LA SOCIETÀ CIVILE E LA POLITICA
Ad ogni elezione si presenta lo stesso scenario: una caccia a esponenti della società civile ai quali è proposto di candidarsi. E ad ogni elezione ce ne saranno un certo numero eletti che vagheranno per due anni in Parlamento prima di capirne la complessità e il funzionamento e si chiederanno se non fosse stato meglio portare avanti le proprie battaglie o convinzioni fuori dalla politica.
Siamo un Paese che ha sempre avuto difficoltà ad esprimere una classe dirigente, fin dall’epoca risorgimentale e ancor più ad accettare l’idea che la politica sia un mestiere difficile, non una casualità ma una vera e propria vocazione professionale che richiede preparazione, competenza. In altri Paesi europei ci sono scuole fatte per questo scopo. Da noi no, da noi si promuovono insensate regole che valutano la capacità di un politico dal numero dei mandati parlamentari e non da come li ha svolti, si ricorre alla società civile per rendere credibile una politica che non lo è agli occhi di tantissimi cittadini, da noi si ritiene che si possa fare politica senza luoghi dove se ne insegnino almeno i principi di base. Una volta esistevano le scuole di partito, serie, rigorose, chiuse e di parte ma comunque strutturate. Oggi, senza nemmeno quelle, il termine forse abusato di “società liquida” si adatta benissimo anche al mondo politico. E i risultati sono evidenti.

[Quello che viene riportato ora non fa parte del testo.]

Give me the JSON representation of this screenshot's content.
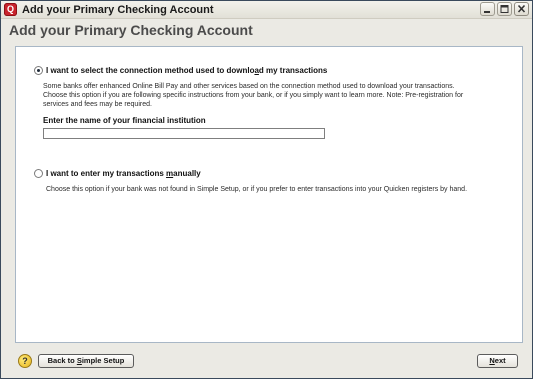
{
  "window": {
    "title": "Add your Primary Checking Account",
    "app_icon": "quicken-q-icon",
    "app_icon_glyph": "Q",
    "controls": [
      "minimize-icon",
      "maximize-icon",
      "close-icon"
    ]
  },
  "header": {
    "title": "Add your Primary Checking Account"
  },
  "option_download": {
    "selected": true,
    "label_pre": "I want to select the connection method used to downlo",
    "label_mnemonic": "a",
    "label_post": "d my transactions",
    "description_lines": [
      "Some banks offer enhanced Online Bill Pay and other services based on the connection method used to download your transactions.",
      "Choose this option if you are following specific instructions from your bank, or if you simply want to learn more. Note: Pre-registration for",
      "services and fees may be required."
    ],
    "institution_label": "Enter the name of your financial institution",
    "institution_value": ""
  },
  "option_manual": {
    "selected": false,
    "label_pre": "I want to enter my transactions ",
    "label_mnemonic": "m",
    "label_post": "anually",
    "description": "Choose this option if your bank was not found in Simple Setup, or if you prefer to enter transactions into your Quicken registers by hand."
  },
  "footer": {
    "help_icon": "help-question-icon",
    "help_glyph": "?",
    "back_pre": "Back to ",
    "back_mnemonic": "S",
    "back_post": "imple Setup",
    "next_pre": "",
    "next_mnemonic": "N",
    "next_post": "ext"
  }
}
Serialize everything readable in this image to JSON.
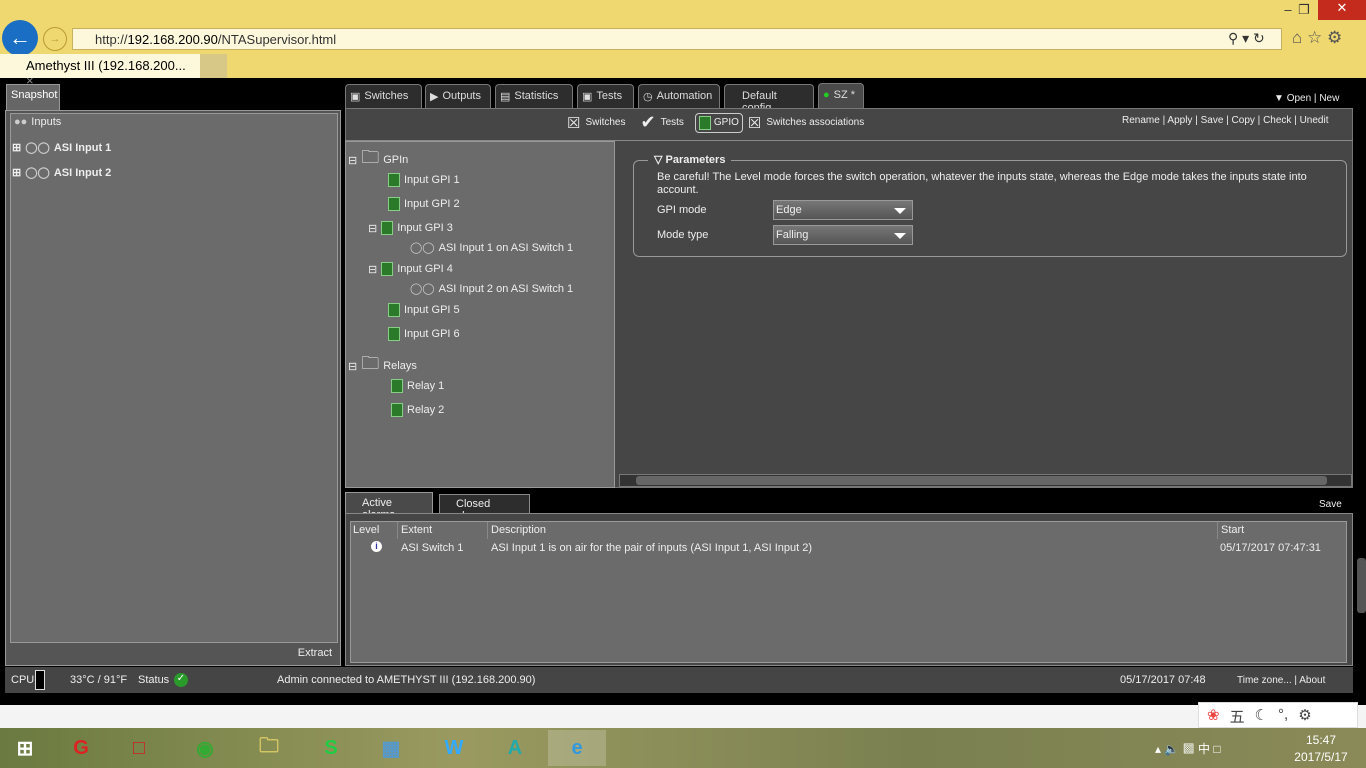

Quando ho deciso di entrare in politica lasciando con grandissimo rammarico la Presidenza del Fai, l’ho fatto pensando che in un momento così difficile per il mio Paese sarebbe stato imperdonabile rifiutare. L’ho fatto perché credo fermamente alla necessità di una nuova visione che abbracci paesaggio, ambiente e territorio in un unico ambito nell’interesse dei cittadini. Parlo del contesto in cui vivono le persone, che sia una periferia da riqualificare o una costa da salvare. L’ho fatto, appunto, da esponente della società civile, portando come bagaglio tutto l’entusiasmo che questa nuova esperienza mi sembrava avesse in serbo.
Ho avuto la fortuna di poter servire tre governi come Sottosegretario al Ministero dei Beni culturali, un ruolo nel quale le mie competenze hanno potuto essere utili e, grazie anche ad un Ministro come Franceschini che è stato capace di ridare centralità ad un ministero fondamentale come è il MiBACT, ho potuto lavorare anche se con le immense difficoltà della burocrazia ai miei temi con qualche risultato non scontato: i piani paesaggistici, l’Osservatorio Nazionale sul Paesaggio, gli Stati Generali del Paesaggio sono alcuni esempi. In questi anni mi sono resa conto, però, di quanto il mio profilo tecnico sia stato assolutamente prioritario su quello politico per una ragione molto semplice: che alla politica, quella che decide come viene approvata una legge, quella che sceglie gli argomenti da portare all’attenzione dei cittadini, quella che scrive l’agenda dei partiti, le competenze che vengono dalla società civile interessano pochissimo al di là della solita retorica sulla bellezza dell’Italia.
Ridare dignità alla politica e credibilità ai partiti forse significa proprio questo: attingere seriamente dalla società civile, il che non vuol dire candidare persone che non hanno mai fatto politica e che si aggireranno smarrite e deluse in Parlamento, ma ascoltare e assorbire temi e esperienze dalla società civile che possono tradursi in azioni politiche mirate nell’interesse dei cittadini.
E non bastano i tavoli di alcune kermesse pre-elettorali!
Che la società civile non si faccia incantare dalle sirene della politica ma aiuti la politica, facendo valere il suo peso (Fai, WWF e Legambiente hanno più soci che gli iscritti ai partiti maggiori), a ritrovare la strada smarrita del consenso dei cittadini. E io sarò con loro.